GARMISCH-PARTENKIRCHEN, Germany, June 28 (Reuters) - Two top OPEC oil producers, Saudi Arabia and the United Arab Emirates, can barely increase oil production, French President Emmanuel Macron on Monday said he had been told by the UAE's president.
Saudi Arabia and the UAE have been perceived as the only two countries in the Organization of the Petroleum Exporting Countries (OPEC) with spare capacity to boost global deliveries that could reduce prices.
"I had a call with MbZ," Macron was heard telling U.S. President Joe Biden on the sidelines of the G7 summit, using shorthand for UAE leader Sheikh Mohammed bin Zayed al-Nahyan. "He told me two things. I'm at a maximum, maximum (production capacity). This is what he claims."
"And then he said (the) Saudis can increase by 150 (thousands barrels per day). Maybe a little bit more, but they don't have huge capacities before six months' time," Macron said.
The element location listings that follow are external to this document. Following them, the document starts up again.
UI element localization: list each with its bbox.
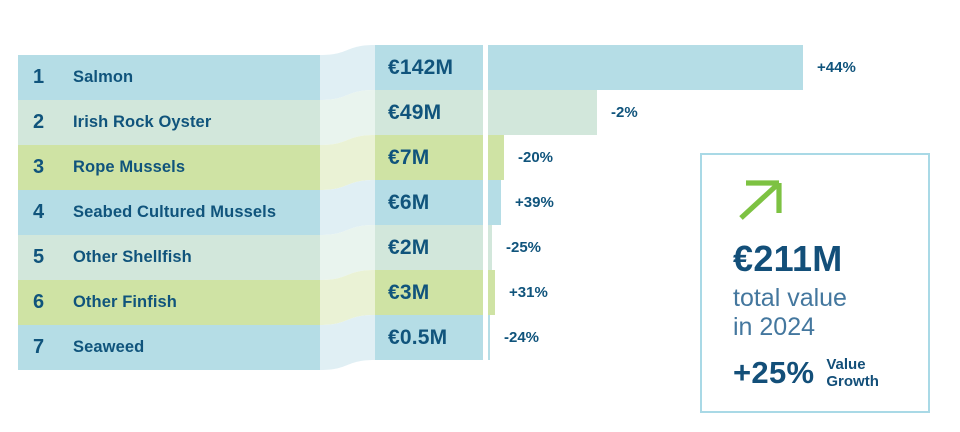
total-value-caption-line1: total value xyxy=(733,284,847,312)
bar-chart: +44% -2% -20% +39% -25% +31% -24% xyxy=(488,45,856,360)
rank-row: 1 Salmon xyxy=(18,55,320,100)
rank-number: 1 xyxy=(33,66,45,88)
rank-number: 4 xyxy=(33,201,45,223)
bar-row: -25% xyxy=(488,225,856,270)
rank-number: 7 xyxy=(33,336,45,358)
change-label: -2% xyxy=(611,104,638,121)
value-label: €2M xyxy=(388,235,430,259)
value-label: €3M xyxy=(388,280,430,304)
total-value: €211M xyxy=(733,238,843,279)
growth-label-line2: Growth xyxy=(826,373,879,390)
bar-row: +44% xyxy=(488,45,856,90)
value-column: €142M €49M €7M €6M €2M €3M €0.5M xyxy=(375,45,483,360)
value-cell: €49M xyxy=(375,90,483,135)
bar xyxy=(488,180,501,225)
bar-row: -2% xyxy=(488,90,856,135)
value-label: €7M xyxy=(388,145,430,169)
total-value-caption: total value in 2024 xyxy=(733,284,918,342)
change-label: -20% xyxy=(518,149,554,166)
rank-row: 5 Other Shellfish xyxy=(18,235,320,280)
species-label: Other Finfish xyxy=(73,293,177,311)
total-value-card: €211M total value in 2024 +25% Value Gro… xyxy=(700,153,930,413)
value-cell: €0.5M xyxy=(375,315,483,360)
value-label: €0.5M xyxy=(388,325,448,349)
value-label: €49M xyxy=(388,100,442,124)
species-label: Seabed Cultured Mussels xyxy=(73,203,277,221)
growth-label: Value Growth xyxy=(826,356,879,391)
value-cell: €142M xyxy=(375,45,483,90)
rank-row: 6 Other Finfish xyxy=(18,280,320,325)
species-label: Irish Rock Oyster xyxy=(73,113,212,131)
rank-row: 4 Seabed Cultured Mussels xyxy=(18,190,320,235)
value-cell: €2M xyxy=(375,225,483,270)
species-label: Rope Mussels xyxy=(73,158,186,176)
rank-row: 3 Rope Mussels xyxy=(18,145,320,190)
growth-label-line1: Value xyxy=(826,355,866,373)
value-cell: €3M xyxy=(375,270,483,315)
rank-row: 2 Irish Rock Oyster xyxy=(18,100,320,145)
bar xyxy=(488,315,490,360)
value-label: €6M xyxy=(388,190,430,214)
bar xyxy=(488,90,597,135)
rank-number: 6 xyxy=(33,291,45,313)
rank-number: 5 xyxy=(33,246,45,268)
ribbon-connector xyxy=(320,45,375,370)
bar xyxy=(488,270,495,315)
value-cell: €6M xyxy=(375,180,483,225)
species-label: Seaweed xyxy=(73,338,145,356)
value-growth: +25% Value Growth xyxy=(733,355,918,391)
bar-row: +31% xyxy=(488,270,856,315)
rank-number: 3 xyxy=(33,156,45,178)
rank-number: 2 xyxy=(33,111,45,133)
bar-row: +39% xyxy=(488,180,856,225)
value-cell: €7M xyxy=(375,135,483,180)
rank-list: 1 Salmon 2 Irish Rock Oyster 3 Rope Muss… xyxy=(18,55,320,370)
bar xyxy=(488,45,803,90)
total-value-caption-line2: in 2024 xyxy=(733,313,816,341)
growth-value: +25% xyxy=(733,355,815,390)
change-label: -25% xyxy=(506,239,542,256)
bar-row: -24% xyxy=(488,315,856,360)
bar xyxy=(488,225,492,270)
value-label: €142M xyxy=(388,55,454,79)
species-label: Other Shellfish xyxy=(73,248,192,266)
bar-row: -20% xyxy=(488,135,856,180)
change-label: +44% xyxy=(817,59,856,76)
rank-row: 7 Seaweed xyxy=(18,325,320,370)
species-label: Salmon xyxy=(73,68,134,86)
change-label: +31% xyxy=(509,284,548,301)
change-label: -24% xyxy=(504,329,540,346)
trend-up-arrow-icon xyxy=(737,179,918,221)
change-label: +39% xyxy=(515,194,554,211)
bar xyxy=(488,135,504,180)
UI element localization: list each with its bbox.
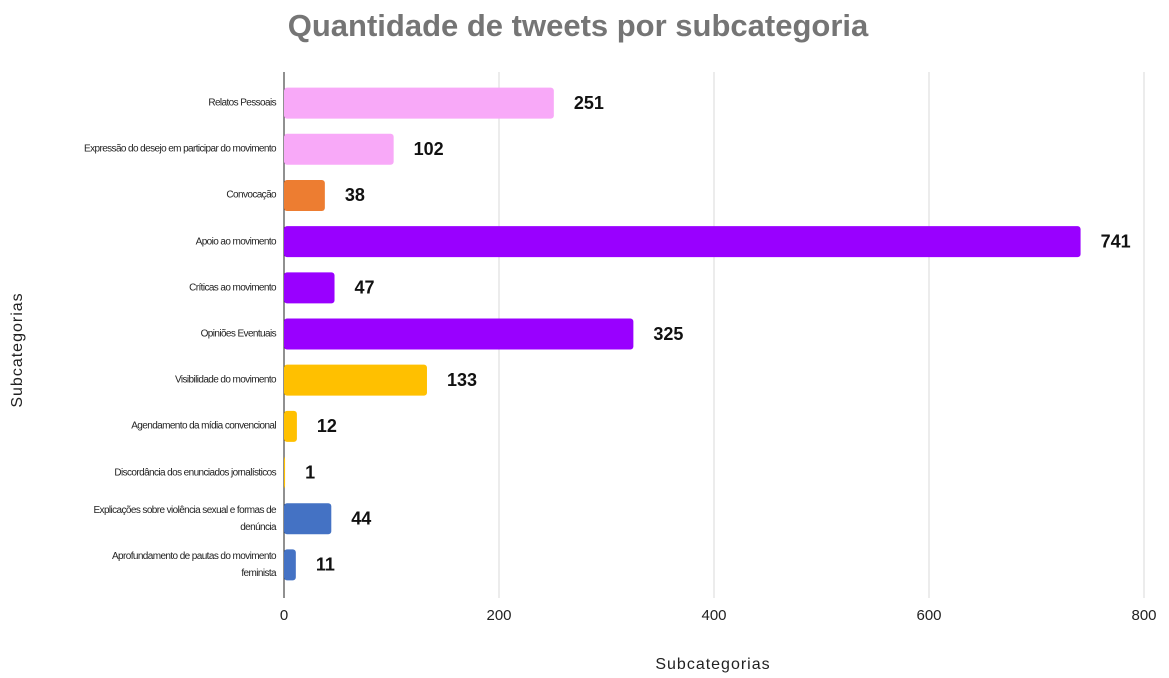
data-label: 11 — [316, 555, 335, 575]
y-tick-label: Discordância dos enunciados jornalístico… — [114, 467, 276, 479]
data-label: 38 — [345, 185, 365, 205]
y-axis-title: Subcategorias — [9, 292, 26, 407]
data-label: 12 — [317, 416, 337, 436]
x-tick-label: 600 — [916, 607, 941, 624]
data-label: 251 — [574, 93, 604, 113]
bar — [284, 364, 427, 396]
data-label: 102 — [414, 139, 444, 159]
data-label: 741 — [1101, 231, 1131, 251]
x-axis-title: Subcategorias — [655, 656, 770, 673]
bar — [284, 318, 634, 350]
y-tick-label: Críticas ao movimento — [189, 282, 276, 294]
y-tick-label: Opiniões Eventuais — [200, 328, 277, 340]
bar — [284, 133, 394, 165]
y-tick-label: Convocação — [226, 189, 276, 201]
x-tick-label: 800 — [1131, 607, 1156, 624]
x-tick-label: 400 — [701, 607, 726, 624]
y-tick-label: Agendamento da mídia convencional — [131, 420, 276, 432]
x-tick-label: 0 — [280, 607, 288, 624]
y-tick-label: Relatos Pessoais — [208, 97, 276, 109]
bar — [284, 272, 335, 304]
bar — [284, 87, 554, 119]
data-label: 133 — [447, 370, 477, 390]
y-tick-label: Explicações sobre violência sexual e for… — [93, 504, 276, 533]
bar — [284, 410, 297, 442]
data-label: 1 — [305, 462, 315, 482]
data-label: 325 — [653, 324, 683, 344]
chart-title: Quantidade de tweets por subcategoria — [288, 8, 869, 43]
y-tick-label: Expressão do desejo em participar do mov… — [84, 143, 277, 155]
y-tick-label: Visibilidade do movimento — [175, 374, 277, 386]
bar — [284, 226, 1081, 258]
bar — [284, 503, 332, 535]
x-tick-label: 200 — [486, 607, 511, 624]
data-label: 47 — [355, 278, 375, 298]
y-tick-label: Aprofundamento de pautas do movimento fe… — [111, 550, 277, 579]
bar — [284, 457, 286, 489]
bar — [284, 179, 325, 211]
data-label: 44 — [351, 508, 371, 528]
y-tick-label: Apoio ao movimento — [195, 236, 277, 248]
bar — [284, 549, 296, 581]
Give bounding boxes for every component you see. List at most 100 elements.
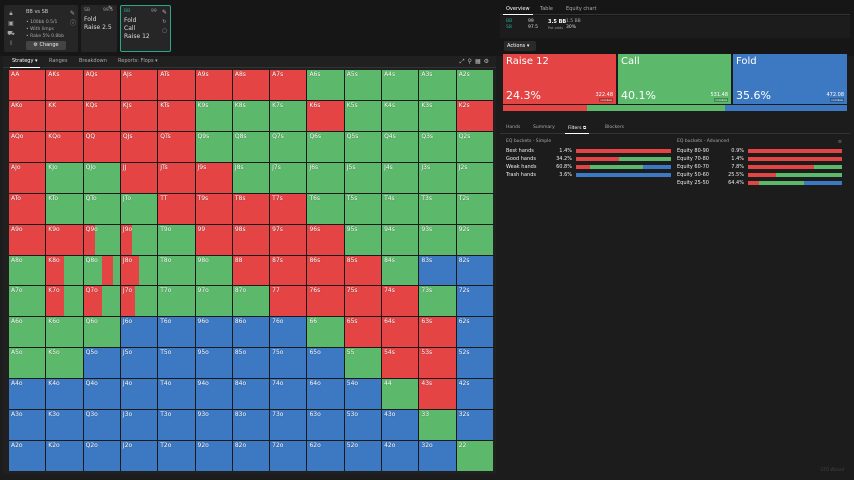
card-action[interactable]: Raise 2.5 [84,24,112,31]
hand-cell[interactable]: J3s [419,162,456,193]
info-icon[interactable]: ⓘ [69,20,76,27]
hand-cell[interactable]: 54o [344,379,382,410]
card-action[interactable]: Call [124,25,136,32]
hand-cell[interactable]: AJo [9,162,46,193]
hand-cell[interactable]: T3o [158,410,195,441]
hand-cell[interactable]: Q7o [83,286,120,317]
tab-summary[interactable]: Summary [533,125,555,130]
hand-cell[interactable]: K9o [46,224,83,255]
hand-cell[interactable]: Q4o [83,379,120,410]
hand-cell[interactable]: J6o [120,317,158,348]
hand-cell[interactable]: J6s [307,162,344,193]
hand-cell[interactable]: 96s [307,224,344,255]
hand-cell[interactable]: T6s [307,193,344,224]
hand-cell[interactable]: 95o [195,348,232,379]
edit-icon[interactable]: ✎ [161,9,167,16]
card-action[interactable]: Raise 12 [124,33,150,40]
refresh-icon[interactable]: ↻ [162,19,167,25]
hand-cell[interactable]: 75o [270,348,307,379]
hand-cell[interactable]: JJ [120,162,158,193]
hand-cell[interactable]: 94o [195,379,232,410]
hand-cell[interactable]: 74o [270,379,307,410]
hand-cell[interactable]: A9s [195,70,232,100]
action-call[interactable]: Call 40.1% 531.48 combos [618,54,731,104]
save-icon[interactable]: ▣ [8,20,14,27]
hand-cell[interactable]: QQ [83,131,120,162]
hand-cell[interactable]: A7o [9,286,46,317]
hand-cell[interactable]: Q4s [382,131,419,162]
hand-cell[interactable]: 84s [382,255,419,286]
hand-cell[interactable]: 93o [195,410,232,441]
bucket-row[interactable]: Good hands 34.2% [506,155,671,163]
hand-cell[interactable]: K2s [456,100,493,131]
hand-cell[interactable]: 42s [456,379,493,410]
hand-cell[interactable]: JTs [158,162,195,193]
hand-cell[interactable]: A3s [419,70,456,100]
card-action[interactable]: Fold [124,17,137,24]
hand-cell[interactable]: K7o [46,286,83,317]
hand-cell[interactable]: AKs [46,70,83,100]
hand-cell[interactable]: Q9o [83,224,120,255]
game-info-card[interactable]: 🔒︎ ▣ ⛟ I BB vs SB • 100bb 0.5/1 • With l… [4,5,78,52]
tab-overview[interactable]: Overview [503,6,533,15]
hand-cell[interactable]: 73o [270,410,307,441]
bucket-row[interactable]: Equity 80-90 0.9% [677,147,842,155]
hand-cell[interactable]: A3o [9,410,46,441]
hand-cell[interactable]: 85o [232,348,270,379]
hand-cell[interactable]: ATo [9,193,46,224]
hand-cell[interactable]: Q2s [456,131,493,162]
hand-cell[interactable]: 92o [195,441,232,471]
hand-cell[interactable]: 76o [270,317,307,348]
hand-cell[interactable]: 95s [344,224,382,255]
hand-cell[interactable]: T8s [232,193,270,224]
hand-cell[interactable]: A5o [9,348,46,379]
hand-cell[interactable]: A7s [270,70,307,100]
hand-cell[interactable]: KQo [46,131,83,162]
hand-cell[interactable]: 82s [456,255,493,286]
hand-cell[interactable]: A9o [9,224,46,255]
hand-cell[interactable]: AKo [9,100,46,131]
tab-table[interactable]: Table [540,6,553,12]
hand-cell[interactable]: A6o [9,317,46,348]
hand-cell[interactable]: 82o [232,441,270,471]
hand-cell[interactable]: T9s [195,193,232,224]
hand-cell[interactable]: T3s [419,193,456,224]
bucket-row[interactable]: Equity 25-50 64.4% [677,179,842,187]
hand-cell[interactable]: T9o [158,224,195,255]
filter-icon[interactable]: ⚲ [467,58,475,65]
equals-icon[interactable]: ≡ [837,139,842,145]
hand-cell[interactable]: ATs [158,70,195,100]
change-button[interactable]: ⚙ Change [26,41,66,50]
hand-cell[interactable]: TT [158,193,195,224]
hand-cell[interactable]: T2o [158,441,195,471]
bucket-row[interactable]: Equity 50-60 25.5% [677,171,842,179]
hand-cell[interactable]: Q7s [270,131,307,162]
hand-cell[interactable]: 76s [307,286,344,317]
hand-cell[interactable]: K3s [419,100,456,131]
hand-cell[interactable]: 88 [232,255,270,286]
hand-cell[interactable]: AA [9,70,46,100]
hand-cell[interactable]: A4o [9,379,46,410]
hand-cell[interactable]: 98o [195,255,232,286]
car-icon[interactable]: ⛟ [7,30,15,37]
hand-cell[interactable]: 64o [307,379,344,410]
hand-cell[interactable]: 97s [270,224,307,255]
edit-icon[interactable]: ✎ [69,10,76,17]
tab-ranges[interactable]: Ranges [49,58,67,64]
hand-cell[interactable]: K4s [382,100,419,131]
bucket-row[interactable]: Equity 60-70 7.8% [677,163,842,171]
hand-cell[interactable]: Q5s [344,131,382,162]
hand-cell[interactable]: T6o [158,317,195,348]
hand-cell[interactable]: 75s [344,286,382,317]
hand-cell[interactable]: AQs [83,70,120,100]
action-card-sb[interactable]: SB 99.5 Fold Raise 2.5 [81,5,117,52]
hand-cell[interactable]: 43o [382,410,419,441]
hand-cell[interactable]: 52s [456,348,493,379]
action-raise[interactable]: Raise 12 24.3% 322.48 combos [503,54,616,104]
hand-cell[interactable]: 83o [232,410,270,441]
tab-breakdown[interactable]: Breakdown [79,58,107,64]
tab-blockers[interactable]: Blockers [605,125,624,130]
hand-cell[interactable]: KQs [83,100,120,131]
hand-cell[interactable]: 62s [456,317,493,348]
hand-cell[interactable]: J8s [232,162,270,193]
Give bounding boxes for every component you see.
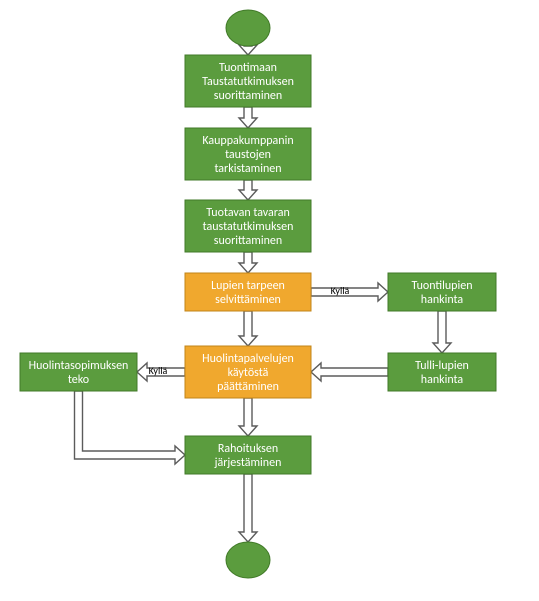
flow-node-label: Taustatutkimuksen	[202, 75, 294, 89]
edge-label: Kyllä	[331, 284, 350, 297]
flow-node-label: Tuontilupien	[411, 279, 472, 293]
flow-node-label: suorittaminen	[214, 234, 282, 248]
flow-arrow	[239, 311, 257, 346]
flow-node-label: selvittäminen	[215, 293, 281, 307]
flow-node-label: Tuontimaan	[219, 61, 277, 75]
flow-arrow	[239, 180, 257, 200]
flow-node-label: tarkistaminen	[214, 162, 281, 176]
flow-arrow	[239, 398, 257, 436]
flow-node-label: Tuotavan tavaran	[206, 206, 290, 220]
flow-arrow	[75, 391, 186, 464]
flow-node-label: käytöstä	[228, 366, 269, 380]
flow-node-label: taustojen	[225, 148, 271, 162]
flow-start	[226, 10, 270, 46]
flow-arrow	[433, 311, 451, 353]
flow-node-label: hankinta	[421, 373, 464, 387]
flow-node-label: hankinta	[421, 293, 464, 307]
flow-node-label: Huolintapalvelujen	[202, 352, 294, 366]
flow-node-label: teko	[68, 373, 89, 387]
flow-node-label: Lupien tarpeen	[211, 279, 285, 293]
flow-arrow	[311, 363, 388, 381]
edge-label: Kyllä	[149, 364, 168, 377]
flow-node-label: taustatutkimuksen	[203, 220, 294, 234]
flowchart-canvas: KylläKylläTuontimaanTaustatutkimuksensuo…	[0, 0, 539, 601]
flow-node-label: päättäminen	[217, 380, 279, 394]
flow-arrow	[239, 474, 257, 542]
flow-node-label: suorittaminen	[214, 89, 282, 103]
flow-node-label: Tulli-lupien	[415, 359, 469, 373]
flow-node-label: järjestäminen	[214, 456, 282, 470]
flow-arrow	[239, 107, 257, 128]
flow-arrow	[311, 283, 388, 301]
flow-node-label: Huolintasopimuksen	[29, 359, 129, 373]
flow-arrow	[239, 252, 257, 273]
flow-node-label: Kauppakumppanin	[202, 134, 293, 148]
flow-end	[226, 542, 270, 578]
flow-node-label: Rahoituksen	[218, 442, 278, 456]
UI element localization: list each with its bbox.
A statement from the UAE's top energy official late on Monday said that his country is producing its assigned OPEC+ quota of 3.168 million barrels per day (bpd). read more
"In light of recent media reports, I would like to clarify that the UAE is producing near to our maximum production capacity based on its current OPEC+ production baseline," said Energy Minister Suhail bin Mohammed Al Mazrouei.
World oil prices have been steadily rising in recent months due to a shortage of supply and rebound in demand from the worst of the coronavirus epidemic. Prices have risen further since Moscow invaded Ukraine in late February.
On Monday, benchmark crude rose after Reuters reported Macron's comments. Brent oil prices rose 1.7% to above $115 per barrel as the West seeks ways to reduce Russian oil imports to punish Moscow.
Saudi Arabia is producing 10.5 million bpd and has a nameplate capacity of 12.0 million-12.5 million bpd, which in theory shall allow it to raise production by 2 million.
The UAE is producing some 3 million bpd, has capacity of 3.4 million and has been working on raising it to 4 million bpd.
Europe is looking for ways to replace as much as 2 million bpd of Russian crude and some 2 million bpd of refined products it had been importing from Moscow before the Ukraine war.